第3章 一章
「・・・・う、ま、マズイ。」
食卓に出されたのはお世辞にも美味しいとは呼べない料理。
「当代の主人は料理下手とは、嫁の貰い手に困るぞ」
鶴丸国永は早々に食べるのをやめて何処からか見つけて来たお酒を飲み始めていた。
「まぁ、今の世の中結婚しなくてもどうとでもなるけどね。
とりあえずそのご飯作ったのは私じゃないよ。」
「ごめん、僕なんだ。」
居た堪れなさそうに、手を控えめにあげる燭台切光忠に伊達の刀達は目を疑った。
「うそ、だろ?ミッちゃん??」「おいおい、如何してだ?光坊。」「なにか悪いものでもたべたのか?」
「い、いや。その、なんて言うか、僕、不器用というか・・」
「簡潔に言うとこの本丸の前の審神者が原因」
「神菜のばっちゃん。料理苦手だっけ?」
「ウチの祖母は料理出来るけど、自分で食べるものにこだわりがなくて、そんな祖母が鍛刀したせいか」
大名でありながら客人には自分の手料理を振る舞いもてなしたと伝記されている。かの伊達政宗公の刀である長船派の祖『燭台切光忠』
しかし、当家の彼は
「僕、スッゴイ味音痴みたいなんだ」
「「うわぁお・・・」」「驚きだぜ」」
「へぇ、ちっさい頃ここに遊びに来ていた時、色々食べさせてもらったりもしたけど他の刀剣達はそんなでもなかったんだけどな。
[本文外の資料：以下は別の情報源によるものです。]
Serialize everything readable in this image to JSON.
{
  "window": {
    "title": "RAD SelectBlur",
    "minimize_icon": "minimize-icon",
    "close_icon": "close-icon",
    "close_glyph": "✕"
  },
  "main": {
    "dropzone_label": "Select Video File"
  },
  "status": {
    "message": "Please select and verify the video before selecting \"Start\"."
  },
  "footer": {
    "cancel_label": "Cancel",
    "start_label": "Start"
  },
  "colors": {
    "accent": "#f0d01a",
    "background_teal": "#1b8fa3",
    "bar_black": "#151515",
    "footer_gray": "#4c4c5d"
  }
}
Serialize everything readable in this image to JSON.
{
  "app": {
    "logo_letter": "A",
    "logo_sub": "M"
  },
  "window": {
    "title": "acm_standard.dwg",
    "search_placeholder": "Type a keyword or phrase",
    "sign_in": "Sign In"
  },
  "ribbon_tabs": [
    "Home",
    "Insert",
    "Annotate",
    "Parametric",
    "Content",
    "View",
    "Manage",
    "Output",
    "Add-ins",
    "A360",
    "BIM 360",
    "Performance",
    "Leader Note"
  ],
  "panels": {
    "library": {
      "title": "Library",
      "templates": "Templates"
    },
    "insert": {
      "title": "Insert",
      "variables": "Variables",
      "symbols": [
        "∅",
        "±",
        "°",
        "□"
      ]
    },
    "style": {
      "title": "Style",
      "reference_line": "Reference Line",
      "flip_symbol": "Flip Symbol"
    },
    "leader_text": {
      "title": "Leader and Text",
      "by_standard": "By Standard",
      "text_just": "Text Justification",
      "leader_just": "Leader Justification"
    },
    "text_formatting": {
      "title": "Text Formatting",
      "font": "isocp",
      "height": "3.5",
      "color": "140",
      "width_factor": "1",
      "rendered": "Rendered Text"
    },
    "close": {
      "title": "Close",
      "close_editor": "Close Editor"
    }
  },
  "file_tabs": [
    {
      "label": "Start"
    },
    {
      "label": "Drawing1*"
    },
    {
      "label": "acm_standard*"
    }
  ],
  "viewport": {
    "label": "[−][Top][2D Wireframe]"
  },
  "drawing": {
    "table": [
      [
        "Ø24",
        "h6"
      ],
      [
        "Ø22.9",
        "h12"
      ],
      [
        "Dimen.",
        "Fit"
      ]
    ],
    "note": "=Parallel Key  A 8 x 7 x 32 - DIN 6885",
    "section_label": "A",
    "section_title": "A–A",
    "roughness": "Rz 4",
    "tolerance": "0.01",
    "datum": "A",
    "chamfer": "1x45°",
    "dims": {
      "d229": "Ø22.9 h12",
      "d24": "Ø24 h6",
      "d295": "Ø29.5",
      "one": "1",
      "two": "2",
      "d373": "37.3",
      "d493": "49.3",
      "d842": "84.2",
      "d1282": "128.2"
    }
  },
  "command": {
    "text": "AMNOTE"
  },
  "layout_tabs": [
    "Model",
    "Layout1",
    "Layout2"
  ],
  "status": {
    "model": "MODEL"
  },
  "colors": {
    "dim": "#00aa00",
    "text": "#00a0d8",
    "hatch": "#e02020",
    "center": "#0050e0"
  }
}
」
「光忠は比較的初期の頃からいた刀で政府間との審神者の力の連結?が上手くいかなくて、審神者の力をより強く受け継いでしまったんじゃないかって言われてる。そのあと報告して即解決。その後の刀剣には影響なかったらしいけど」
その初期組はそのまま呪いじみた特性を受け継いでしまっていると。
「最初の頃はほぼ短刀の子ばかり鍛刀していて、見た目子供に台所立たせることもなかったからね」
「料理は苦手だけどそのかわり家事全般は得意だよ。
できなくても主が料理学校通ってるからお料理には困らないし」
カッコいい光忠がそんなカッコ悪い台詞言うなんてとカルチャーショックを受けた顔がとても印象的でした。